Application for interacting with datasets produced by the EmailIndexer.
MIT License
3 stars 1 forks source link

Thinking ahead about version 3.0 #25

Open wmeijer221 opened 2 years ago

wmeijer221 commented 2 years ago

While working with the email databrowser, I've started thinking about features that'd be great to add in a future version of the software. However, such changes will definitely affect the underlying data structure, for which they'll most likely result in a major version bump for both the EmailBrowser and the EmailIndexer. I don't know if this project will ever grow old enough to see version 3, however, I figured I'd write it down anyways, so here goes:

andrewlalis commented 2 years ago

Yeah, I've specifically wanted to add notes to emails, and add tag groups. Additionally, I think it would make sense to implement most of these changes first in the EmailIndexer, and I'd also like to maybe see if I can switch over to using SQLite instead of H2, since then pretty much every other language can natively access it without needing some java tool.

Additionally, I would like to separate the various exporters from the EmailIndexer project, since it adds quite some dependency bloat when it's a thing that is only used in certain use cases. (My point here is that I also use the EmailIndexer for other small tools, and they all have itext and commons-csv and all that junk in there.)

I think I'll start by making a v3 branch in EmailIndexer and see how feasible it is to migrate to SQLite, and go from there with the additional upgrades.

andrewlalis commented 2 years ago

Also slightly related: I maybe am thinking about making the database implementation pluggable for EmailIndexer, such that projects that use it just need to configure their own database dependency, but this might be overly complicated for no real benefit.

wmeijer221 commented 2 years ago

When it comes to increasing the support for different types of mailing lists (as currently on the Apache ones are supported), we could look into existing tools that efficiently download this.
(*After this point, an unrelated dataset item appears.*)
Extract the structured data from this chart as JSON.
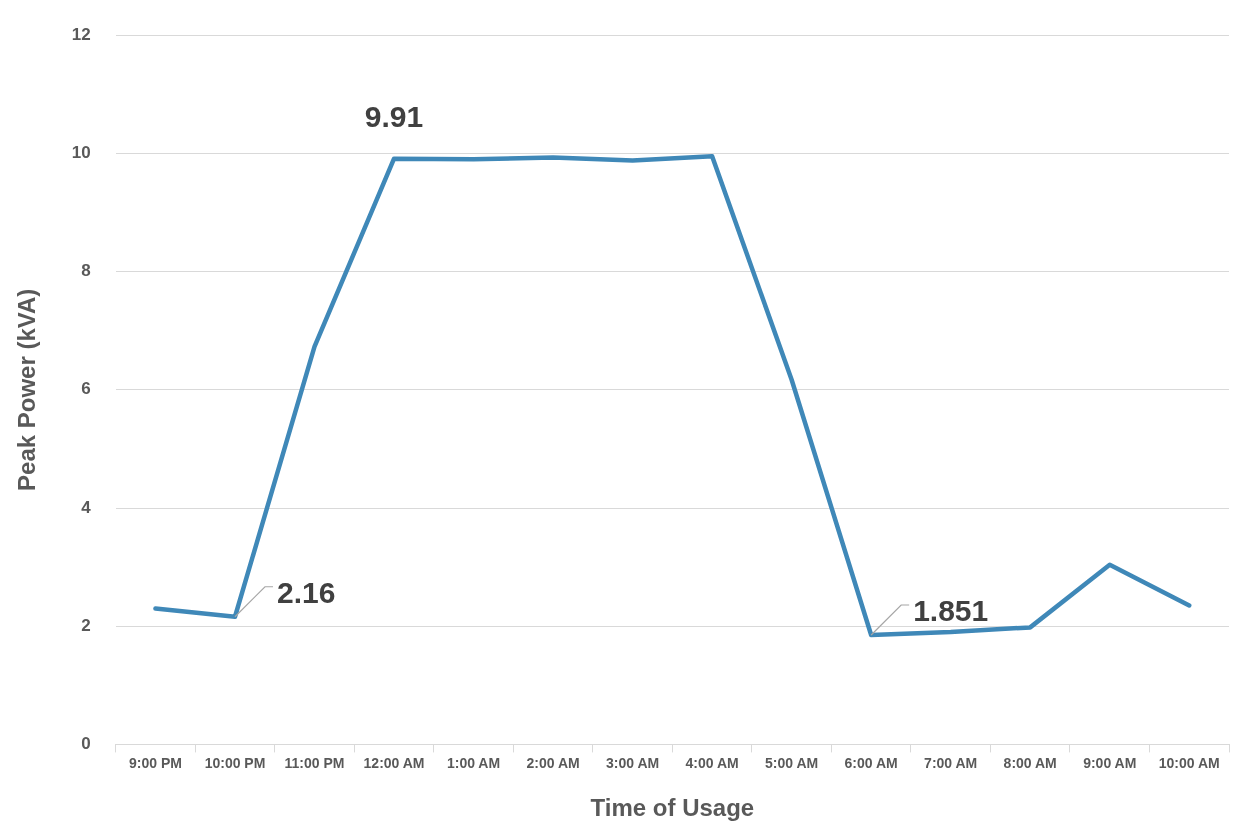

We could use something like GrimoireLab for this (though this is a Python project, so we'd have to use Py4J or something to make this work; idk how preferable this is). Alternatively, we could simply look into the systems they implemented, which are HyperKitty and Pipermail. Now, I haven't looked into these tools in detail, so I couldn't vouch for their applicability in this scenario, but they could serve as a source of inspiration.

wmeijer221 commented 2 years ago

Implementing alternative ways to sort emails in the browse panel / id panel would probably be interesting to explore as well. Inside the browse panel, emails are currently sorted descending using ID/timestamp, which is kind of weird as you'll end up reading threads backwards.

wmeijer221 commented 2 years ago

We could look at classifying on different levels of granularity; e.g. entire threads vs. individual emails vs. sentences.

The tool works really well for classifying emails already. Currently, I'm doing the last using Atlas.ti, which is a little sub-optimal as importing emails is awkward (the entire formatting is lost, so I still rely on the tool to make sense of what I'm reading). (Idk how useful classifying entire threads is, but it naturally arises when looking at the other two levels of granularity.)

Doing sentence-level classification would probably require quite the overhaul on the email viewer and the general UI, though. (Who knows, my Atlas issues might simply be resolved with a better PDF exporter as well.)